X/this is the first match/blabla
X-this is
the second match-

and here we have some fluff.

And I want to extract everything that appears after "X" and between the same markers. So if I have "X+match+", I want to get "match", because it appears after "X" and between the marker "+".

So for the given sample file I would like to have this output:

this is the first match

and then

this is
the second match

I managed to get all the content between X followed by a marker by using:

grep -zPo '(?<=X(.))(.|\n)+(?=\1)' file

That is:

• grep -Po '(?<=X(.))(.|\n)+(?=\1)' to match X followed by (something) that gets captured and matched at the end with (?=\1) (I based the code on my answer here).
• Note I use (.|\n) to match anything, including a new line, and that I also use -z in grep to match new lines as well.

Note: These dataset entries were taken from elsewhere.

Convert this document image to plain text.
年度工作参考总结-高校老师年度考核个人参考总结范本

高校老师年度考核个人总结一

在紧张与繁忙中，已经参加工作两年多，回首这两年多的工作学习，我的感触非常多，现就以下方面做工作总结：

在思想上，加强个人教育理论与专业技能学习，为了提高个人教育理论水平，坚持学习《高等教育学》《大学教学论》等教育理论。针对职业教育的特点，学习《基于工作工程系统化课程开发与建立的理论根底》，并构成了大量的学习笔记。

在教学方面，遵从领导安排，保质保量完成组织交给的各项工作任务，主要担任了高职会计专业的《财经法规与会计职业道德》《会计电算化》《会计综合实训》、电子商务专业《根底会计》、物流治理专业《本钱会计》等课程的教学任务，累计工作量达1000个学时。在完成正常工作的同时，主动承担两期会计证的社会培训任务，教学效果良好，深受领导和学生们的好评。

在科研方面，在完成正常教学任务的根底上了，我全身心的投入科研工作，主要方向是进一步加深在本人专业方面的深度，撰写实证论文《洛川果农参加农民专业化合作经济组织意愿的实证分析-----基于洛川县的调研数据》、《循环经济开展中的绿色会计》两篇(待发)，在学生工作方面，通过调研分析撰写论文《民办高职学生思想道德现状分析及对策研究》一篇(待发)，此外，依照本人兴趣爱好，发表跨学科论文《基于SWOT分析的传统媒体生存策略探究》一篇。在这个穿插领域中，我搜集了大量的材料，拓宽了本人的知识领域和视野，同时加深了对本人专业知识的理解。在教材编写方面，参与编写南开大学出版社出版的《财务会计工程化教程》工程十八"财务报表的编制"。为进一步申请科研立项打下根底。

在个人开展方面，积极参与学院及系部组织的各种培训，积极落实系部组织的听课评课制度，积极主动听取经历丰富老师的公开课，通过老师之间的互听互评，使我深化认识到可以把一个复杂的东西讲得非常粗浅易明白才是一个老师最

So this works well, the only problem comes from the display of the output:

$ grep -zPo '(?<=X(.))(.|\n)+(?=\1)' file
this is the first matchthis is
the second match

As you can see, all the matches appear together, with "this is the first match" being followed by "this is the second match" with no separator at all. I know this comes from the usage of "-z", that treats all the file as a set of lines, each terminated by a zero byte (the ASCII NUL character) instead of a newline (quoting "man grep").

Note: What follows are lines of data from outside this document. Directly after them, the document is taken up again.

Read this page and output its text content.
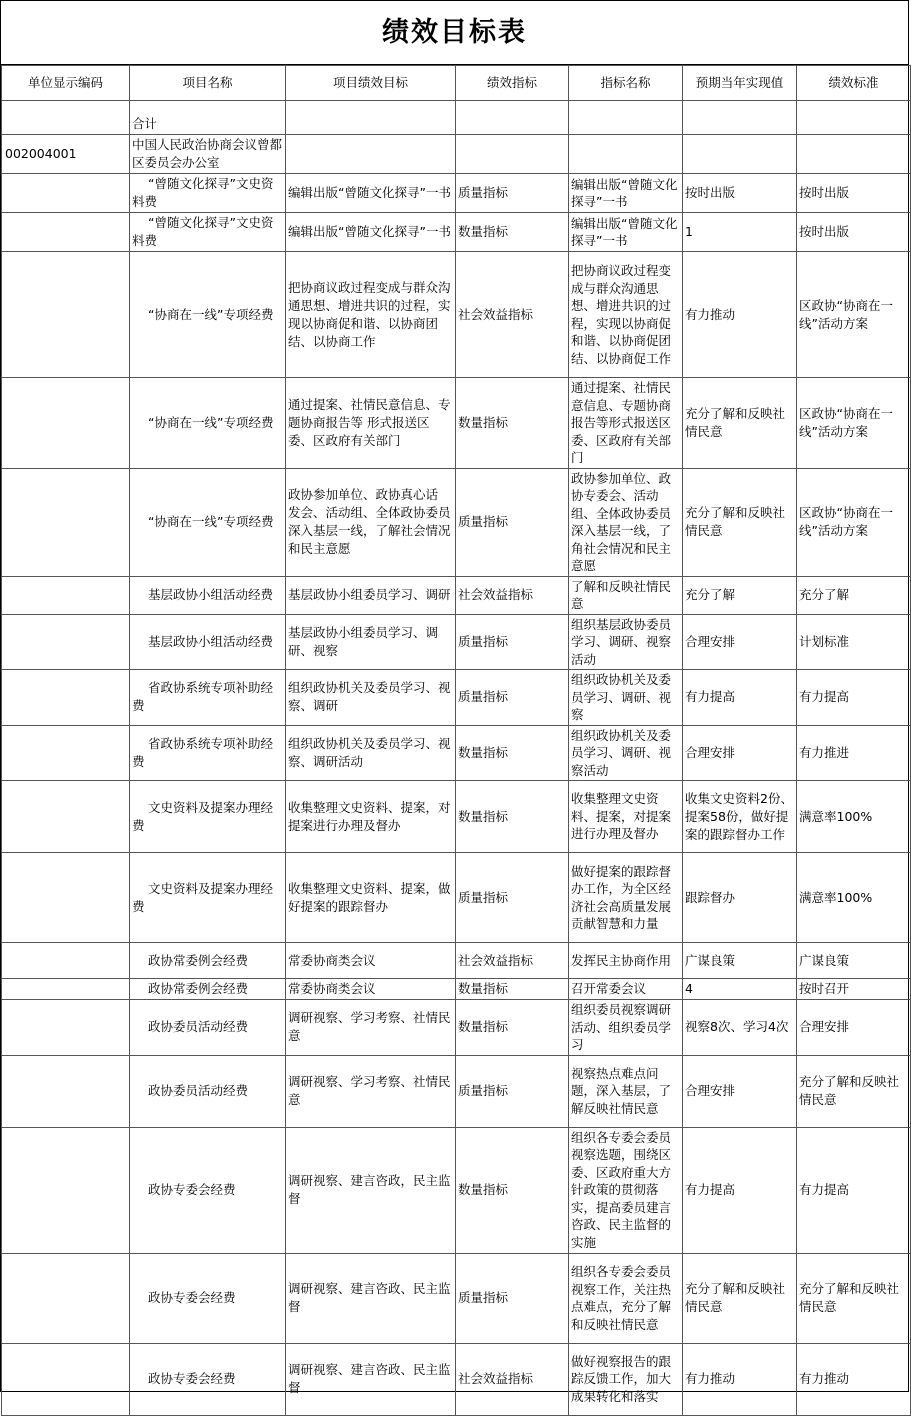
绩效目标表
单位显示编码	项目名称	项目绩效目标	绩效指标	指标名称	预期当年实现值	绩效标准
	合计					
002004001	中国人民政治协商会议曾都区委员会办公室					
	“曾随文化探寻”文史资料费	编辑出版“曾随文化探寻”一书	质量指标	编辑出版“曾随文化探寻”一书	按时出版	按时出版
	“曾随文化探寻”文史资料费	编辑出版“曾随文化探寻”一书	数量指标	编辑出版“曾随文化探寻”一书	1	按时出版
	“协商在一线”专项经费	把协商议政过程变成与群众沟通思想、增进共识的过程，实现以协商促和谐、以协商团结、以协商工作	社会效益指标	把协商议政过程变成与群众沟通思想、增进共识的过程，实现以协商促和谐、以协商促团结、以协商促工作	有力推动	区政协“协商在一线”活动方案
	“协商在一线”专项经费	通过提案、社情民意信息、专题协商报告等 形式报送区委、区政府有关部门	数量指标	通过提案、社情民意信息、专题协商报告等形式报送区委、区政府有关部门	充分了解和反映社情民意	区政协“协商在一线”活动方案
	“协商在一线”专项经费	政协参加单位、政协真心话 发会、活动组、全体政协委员深入基层一线，了解社会情况和民主意愿	质量指标	政协参加单位、政协专委会、活动组、全体政协委员深入基层一线，了角社会情况和民主意愿	充分了解和反映社情民意	区政协“协商在一线”活动方案
	基层政协小组活动经费	基层政协小组委员学习、调研	社会效益指标	了解和反映社情民意	充分了解	充分了解
	基层政协小组活动经费	基层政协小组委员学习、调研、视察	质量指标	组织基层政协委员学习、调研、视察活动	合理安排	计划标准
	省政协系统专项补助经费	组织政协机关及委员学习、视察、调研	质量指标	组织政协机关及委员学习、调研、视察	有力提高	有力提高
	省政协系统专项补助经费	组织政协机关及委员学习、视察、调研活动	数量指标	组织政协机关及委员学习、调研、视察活动	合理安排	有力推进
	文史资料及提案办理经费	收集整理文史资料、提案，对提案进行办理及督办	数量指标	收集整理文史资料、提案，对提案进行办理及督办	收集文史资料2份、提案58份，做好提案的跟踪督办工作	满意率100%
	文史资料及提案办理经费	收集整理文史资料、提案，做好提案的跟踪督办	质量指标	做好提案的跟踪督办工作，为全区经济社会高质量发展贡献智慧和力量	跟踪督办	满意率100%
	政协常委例会经费	常委协商类会议	社会效益指标	发挥民主协商作用	广谋良策	广谋良策
	政协常委例会经费	常委协商类会议	数量指标	召开常委会议	4	按时召开
	政协委员活动经费	调研视察、学习考察、社情民意	数量指标	组织委员视察调研活动、组织委员学习	视察8次、学习4次	合理安排
	政协委员活动经费	调研视察、学习考察、社情民意	质量指标	视察热点难点问题，深入基层，了解反映社情民意	合理安排	充分了解和反映社情民意
	政协专委会经费	调研视察、建言咨政，民主监督	数量指标	组织各专委会委员视察选题，围绕区委、区政府重大方针政策的贯彻落实，提高委员建言咨政、民主监督的实施	有力提高	有力提高
	政协专委会经费	调研视察、建言咨政、民主监督	质量指标	组织各专委会委员视察工作，关注热点难点，充分了解和反映社情民意	充分了解和反映社情民意	充分了解和反映社情民意
	政协专委会经费	调研视察、建言咨政、民主监督	社会效益指标	做好视察报告的跟踪反馈工作，加大成果转化和落实	有力推动	有力推动
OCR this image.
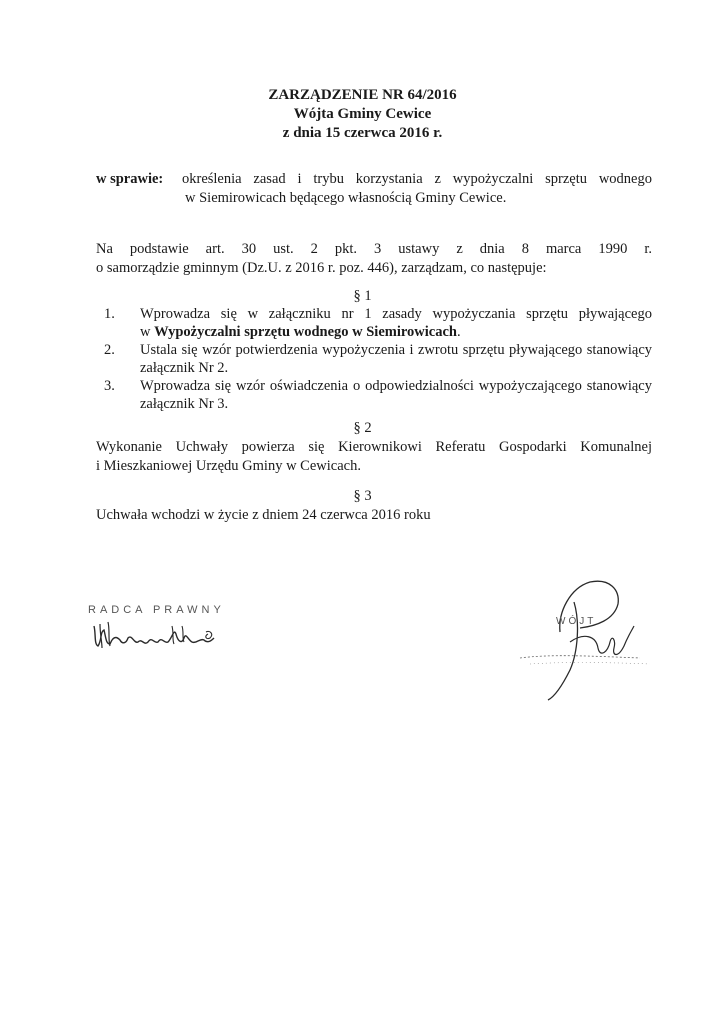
ZARZĄDZENIE NR 64/2016
Wójta Gminy Cewice
z dnia 15 czerwca 2016 r.
w sprawie:	określenia zasad i trybu korzystania z wypożyczalni sprzętu wodnego
w Siemirowicach będącego własnością Gminy Cewice.
Na podstawie art. 30 ust. 2 pkt. 3 ustawy z dnia 8 marca 1990 r.
o samorządzie gminnym (Dz.U. z 2016 r. poz. 446), zarządzam, co następuje:
§ 1
1.	Wprowadza się w załączniku nr 1 zasady wypożyczania sprzętu pływającego
w Wypożyczalni sprzętu wodnego w Siemirowicach.
2.	Ustala się wzór potwierdzenia wypożyczenia i zwrotu sprzętu pływającego stanowiący
załącznik Nr 2.
3.	Wprowadza się wzór oświadczenia o odpowiedzialności wypożyczającego stanowiący
załącznik Nr 3.
§ 2
Wykonanie Uchwały powierza się Kierownikowi Referatu Gospodarki Komunalnej
i Mieszkaniowej Urzędu Gminy w Cewicach.
§ 3
Uchwała wchodzi w życie z dniem 24 czerwca 2016 roku
RADCA PRAWNY
WÓJT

So: is there a way to get all these results separately?

I tried also in GNU Awk:

awk 'match($0, /X(.)(\n|.*)\1/, a) {print a[1]}' file

but not even the (\n|.*) worked.

Answer 1

awk doesn't support backreferences within regexp definition.

Workarounds:

$ grep -zPo '(?s)(?<=X(.)).+(?=\1)' ip.txt | tr '\0' '\n'
this is the first match
this is
the second match

# with ripgrep, which supports multiline matching
$ rg -NoUP '(?s)(?<=X(.)).+(?=\1)' ip.txt
this is the first match
this is
the second match

Can also use (?s)X(.)\K.+(?=\1) instead of (?s)(?<=X(.)).+(?=\1). Also, you might want to use non-greedy quantifier here to avoid matching match+xyz+foobaz for an input X+match+xyz+foobaz+

With perl

$ perl -0777 -nE 'say $& while(/X(.)\K.+(?=\1)/sg)' ip.txt
this is the first match
this is
the second match

Answer 2

Here is another gnu-awk solution making use of RS and RT:

awk -v RS='X.' 'ch != "" && n=index($0, ch) {
   print substr($0, 1, n-1)
}
RT {
   ch = substr(RT, 2, 1)
}' file

this is the first match
this is
the second match

Answer 3

With GNU awk for multi-char RS, RT, and gensub() and without having to read the whole file into memory:

$ awk -v RS='X.' 'NR>1{print "<" gensub(end".*","",1) ">"} {end=substr(RT,2,1)}' file
<this is the first match>
<this is
the second match>

Obviously I added the "<" and ">" so you could see where each output record starts/ends.

The above assumes that the character after X isn't a non-repetition regexp metachar (e.g. ., ^, [, etc.) so YMMV

Answer 4

The use case is kind of problematic, because as soon as you print the matches, you lose the information about where exactly the separator was. But if that's acceptable, try piping to xargs -r0.

grep -zPo '(?<=X(.))(.|\n)+(?=\1)' file | xargs -r0

These options are GNU extensions, but then so is grep -z and (mostly) grep -P, so perhaps that's acceptable.